QueryEngine & Query Loop

Architecture Overview

QueryEngine.ts is the high-level orchestrator. It wraps the core query() function from query.ts, adding session management, memory loading, tool setup, and message post-processing.

query.ts contains the inner loop: the tight cycle of building an API request, streaming the response, executing tools, and continuing until a terminal condition is reached.

mermaid

flowchart LR
    QE[QueryEngine] -->|"yield* query(params)"| QL[query loop\nquery.ts]
    QL --> BC[buildQueryConfig]
    BC --> NM[normalizeMessagesForAPI]
    NM --> AS[API Streaming\nclaudeAPI]
    AS --> TE[Tool Execution\nrunTools]
    TE -->|tool results| NM
    AS -->|no tool use| TERM[Terminal\nstop_reason=end_turn]

Query Loop State

The query loop maintains mutable state across iterations (query.ts:204-217):

typescript

type State = {
  messages: Message[]
  toolUseContext: ToolUseContext
  autoCompactTracking: AutoCompactTrackingState | undefined
  maxOutputTokensRecoveryCount: number
  hasAttemptedReactiveCompact: boolean
  maxOutputTokensOverride: number | undefined
  pendingToolUseSummary: Promise<ToolUseSummaryMessage | null> | undefined
  stopHookActive: boolean | undefined
  turnCount: number
  transition: Continue | undefined
}

The transition field records why the previous iteration continued (e.g., "tool_use", "max_output_tokens_recovery", "auto_compact"). This lets tests assert that specific recovery paths fired without inspecting message content.

QueryParams

typescript

// query.ts:181-198
export type QueryParams = {
  messages: Message[]
  systemPrompt: SystemPrompt
  userContext: { [k: string]: string }
  systemContext: { [k: string]: string }
  canUseTool: CanUseToolFn
  toolUseContext: ToolUseContext
  fallbackModel?: string
  querySource: QuerySource
  maxOutputTokensOverride?: number
  maxTurns?: number
  skipCacheWrite?: boolean
  taskBudget?: { total: number }
  deps?: QueryDeps
}

The querySource field is the "who is asking" label — it flows through to withRetry to control 529 retry behavior, analytics attribution, and Fast Mode handling.

Config Snapshot at Entry

typescript

// query.ts:295
const config = buildQueryConfig()

buildQueryConfig() snapshots all environment/statsig/session state once at loop entry. The comment explains why feature() gates are excluded from QueryConfig: the loop reads them lazily each iteration so that a flag flip mid-session takes immediate effect without restarting.

The Streaming Loop

The core inner loop invokes withRetry() which calls queryModelWithStreaming(). Each streaming chunk is yielded upstream through the AsyncGenerator chain:

withRetry<T> → yields SystemAPIErrorMessage (on retry)
             → returns T (on success)

queryModelWithStreaming → yields StreamEvent tokens
                       → returns AssistantMessage (final)

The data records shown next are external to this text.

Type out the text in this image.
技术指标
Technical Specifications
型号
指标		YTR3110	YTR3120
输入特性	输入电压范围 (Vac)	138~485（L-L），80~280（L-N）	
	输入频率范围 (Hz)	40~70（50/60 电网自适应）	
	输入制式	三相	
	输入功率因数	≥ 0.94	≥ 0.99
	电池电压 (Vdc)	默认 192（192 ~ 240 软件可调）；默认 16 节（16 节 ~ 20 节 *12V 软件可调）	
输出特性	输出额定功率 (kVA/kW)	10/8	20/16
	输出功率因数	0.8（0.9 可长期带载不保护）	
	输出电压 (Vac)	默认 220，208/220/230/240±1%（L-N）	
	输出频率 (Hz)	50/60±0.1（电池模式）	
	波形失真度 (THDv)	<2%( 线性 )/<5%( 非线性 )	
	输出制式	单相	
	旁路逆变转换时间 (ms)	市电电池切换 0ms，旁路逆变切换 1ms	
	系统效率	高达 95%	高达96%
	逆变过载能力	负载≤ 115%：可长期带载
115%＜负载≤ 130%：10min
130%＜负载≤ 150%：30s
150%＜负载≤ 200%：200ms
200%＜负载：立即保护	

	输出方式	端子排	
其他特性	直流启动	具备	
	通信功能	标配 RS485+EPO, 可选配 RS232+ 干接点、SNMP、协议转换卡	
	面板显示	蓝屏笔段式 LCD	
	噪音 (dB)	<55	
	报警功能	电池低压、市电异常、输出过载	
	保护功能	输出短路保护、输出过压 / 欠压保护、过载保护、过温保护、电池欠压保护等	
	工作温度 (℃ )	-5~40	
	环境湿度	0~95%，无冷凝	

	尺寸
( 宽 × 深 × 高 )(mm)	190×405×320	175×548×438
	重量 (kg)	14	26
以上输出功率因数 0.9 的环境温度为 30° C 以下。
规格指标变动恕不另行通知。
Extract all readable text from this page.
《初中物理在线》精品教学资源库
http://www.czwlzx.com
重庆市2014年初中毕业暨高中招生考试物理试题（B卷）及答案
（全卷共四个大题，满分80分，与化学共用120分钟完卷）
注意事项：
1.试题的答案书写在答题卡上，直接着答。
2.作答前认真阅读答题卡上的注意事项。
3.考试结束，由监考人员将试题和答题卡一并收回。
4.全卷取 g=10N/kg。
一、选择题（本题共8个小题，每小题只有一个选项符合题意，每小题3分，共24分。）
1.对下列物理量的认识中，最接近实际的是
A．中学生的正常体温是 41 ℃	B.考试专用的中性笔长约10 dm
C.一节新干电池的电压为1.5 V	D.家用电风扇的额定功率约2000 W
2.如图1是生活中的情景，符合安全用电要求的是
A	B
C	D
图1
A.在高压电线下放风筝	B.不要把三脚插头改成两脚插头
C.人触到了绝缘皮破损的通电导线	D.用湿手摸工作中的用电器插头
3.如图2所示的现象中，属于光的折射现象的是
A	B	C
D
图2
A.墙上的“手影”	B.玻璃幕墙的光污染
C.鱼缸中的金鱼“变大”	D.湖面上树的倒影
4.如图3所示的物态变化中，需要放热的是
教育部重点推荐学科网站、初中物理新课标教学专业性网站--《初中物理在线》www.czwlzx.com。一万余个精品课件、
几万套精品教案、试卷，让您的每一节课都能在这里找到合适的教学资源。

Tool use is handled by runTools() (from toolOrchestration.ts), which executes tool calls in parallel where possible and returns ToolResultBlockParam[] to append to the next message.

Context Compression

Context compression is one of the more sophisticated subsystems in Claude Code. It handles the fundamental constraint: every API call must fit within the model's context window.

The Threshold System

autoCompact.ts defines a layered threshold system (lines 62-65):

typescript

export const AUTOCOMPACT_BUFFER_TOKENS = 13_000
export const WARNING_THRESHOLD_BUFFER_TOKENS = 20_000
export const ERROR_THRESHOLD_BUFFER_TOKENS = 20_000
export const MANUAL_COMPACT_BUFFER_TOKENS = 3_000

Starting from the effective context window (model max minus 20K for output), these thresholds trigger progressively more urgent actions:

Effective Context Window
│
├─ effectiveWindow - 20K  ← Warning threshold
├─ effectiveWindow - 20K  ← Error threshold (same, two separate signals)
├─ effectiveWindow - 13K  ← Auto-compact threshold (triggers compression)
└─ effectiveWindow - 3K   ← Blocking limit (user cannot continue)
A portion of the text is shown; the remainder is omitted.